Avesta invites public to hear housing plan update

By Gail Geraghty

Staff Writer

Avesta Housing, Inc. is holding a public meeting at the Bridgton Community Center on Tuesday, Sept. 25 from 5 to 6:30 p.m. to update residents on its plans to bring affordable housing for the elderly and disabled to Bridgton.

While few details were offered as far as what will be discussed at the meeting, that it is happening at all would indicate that the nonprofit housing developer still sees its $4 million, 21-unit project at 247 Main Street in Pondicherry Square as being viable — despite several major delays caused by ordinance changes at the state and local level.

Matt Peters, Avesta Project Manager, said, in fact, that he plans to come armed with a design concept for the 29,350 square foot lot that would meet a voter-mandated requirement, passed in June, that the first floor must be used for business, retail, professional or office use. The actual language of the requirement is as follows:

“On any parcel that is 20,000 square feet or greater within the Village Center District (See Village Center District Map), the ground level shall be used for retail, office, business or professional use. When the development is mixed use, the ground level shall be used for retail, office, business or professional use only.
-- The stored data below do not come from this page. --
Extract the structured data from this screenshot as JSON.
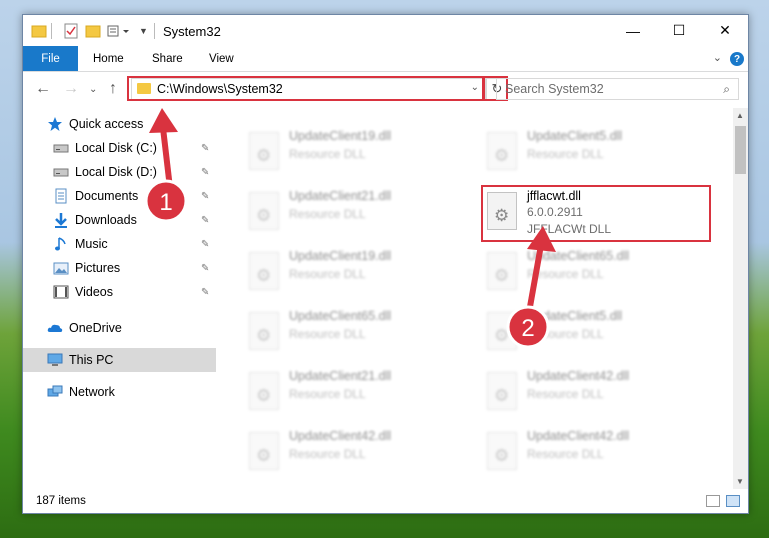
{
  "window": {
    "title": "System32"
  },
  "window_controls": {
    "minimize": "—",
    "maximize": "☐",
    "close": "✕"
  },
  "ribbon": {
    "file": "File",
    "home": "Home",
    "share": "Share",
    "view": "View"
  },
  "address": {
    "path": "C:\\Windows\\System32"
  },
  "search": {
    "placeholder": "Search System32"
  },
  "sidebar": {
    "items": [
      {
        "label": "Quick access",
        "icon": "star-icon"
      },
      {
        "label": "Local Disk (C:)",
        "icon": "drive-icon"
      },
      {
        "label": "Local Disk (D:)",
        "icon": "drive-icon"
      },
      {
        "label": "Documents",
        "icon": "documents-icon"
      },
      {
        "label": "Downloads",
        "icon": "download-icon"
      },
      {
        "label": "Music",
        "icon": "music-icon"
      },
      {
        "label": "Pictures",
        "icon": "pictures-icon"
      },
      {
        "label": "Videos",
        "icon": "videos-icon"
      },
      {
        "label": "OneDrive",
        "icon": "cloud-icon"
      },
      {
        "label": "This PC",
        "icon": "computer-icon"
      },
      {
        "label": "Network",
        "icon": "network-icon"
      }
    ]
  },
  "files": [
    {
      "name": "UpdateClient19.dll",
      "desc": "Resource DLL"
    },
    {
      "name": "UpdateClient5.dll",
      "desc": "Resource DLL"
    },
    {
      "name": "UpdateClient21.dll",
      "desc": "Resource DLL"
    },
    {
      "name": "jfflacwt.dll",
      "version": "6.0.0.2911",
      "desc": "JFFLACWt DLL"
    },
    {
      "name": "UpdateClient19.dll",
      "desc": "Resource DLL"
    },
    {
      "name": "UpdateClient65.dll",
      "desc": "Resource DLL"
    },
    {
      "name": "UpdateClient65.dll",
      "desc": "Resource DLL"
    },
    {
      "name": "UpdateClient5.dll",
      "desc": "Resource DLL"
    },
    {
      "name": "UpdateClient21.dll",
      "desc": "Resource DLL"
    },
    {
      "name": "UpdateClient42.dll",
      "desc": "Resource DLL"
    },
    {
      "name": "UpdateClient42.dll",
      "desc": "Resource DLL"
    },
    {
      "name": "UpdateClient42.dll",
      "desc": "Resource DLL"
    }
  ],
  "status": {
    "item_count": "187 items"
  },
  "annotations": {
    "step1": "1",
    "step2": "2",
    "color": "#d9333f"
  }
}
Home occupations and usual appurtenant uses associated with the building are exempt from this provision.” The amendment, which passed easily, was made retroactive to Feb. 20, 2012 — and as of yet, Avesta has not submitted anything formal, not even a sketch plan, to the town.

Peters declined to say how Avesta, which has a 40-year track record and is New England’s largest nonprofit developer, plans to meet the terms of the amendment. But at the first meeting they held in Bridgton this past April at the Community Center, Avesta President and Chief Executive Officer Dana Totman said other Avesta projects — they’ve built 1,900 apartments in 31 Maine communities over 40 years — has reserved office and retail space on the first floor. Totman said Avesta is very mindful of the need to fit into the community where their projects are located.

Peters declined to be more specific on other aspects of the plan, which, when first proposed, called for 19 one-bedroom and two two-bedroom apartments. He said he is aware that residents will be voting for the second time this November on changes to the Shoreland Zoning ordinance, but declined to comment on the new language. And he also steered away from any comment on a proposed Local Preference Ordinance currently being researched by the Community Development Committee.

Supporters of a Local Preference Ordinance said they want Bridgton residents to have first choice to rent units in new affordable housing complexes, but Avesta’s position has held that providing such preference violated Fair Housing Laws prohibiting against discrimination in housing.

Peters said the forum will be informal, and that no special invitations were sent out to town officials for the Sept. 25 meeting. He was unsure of whether other Avesta personnel would also be attending.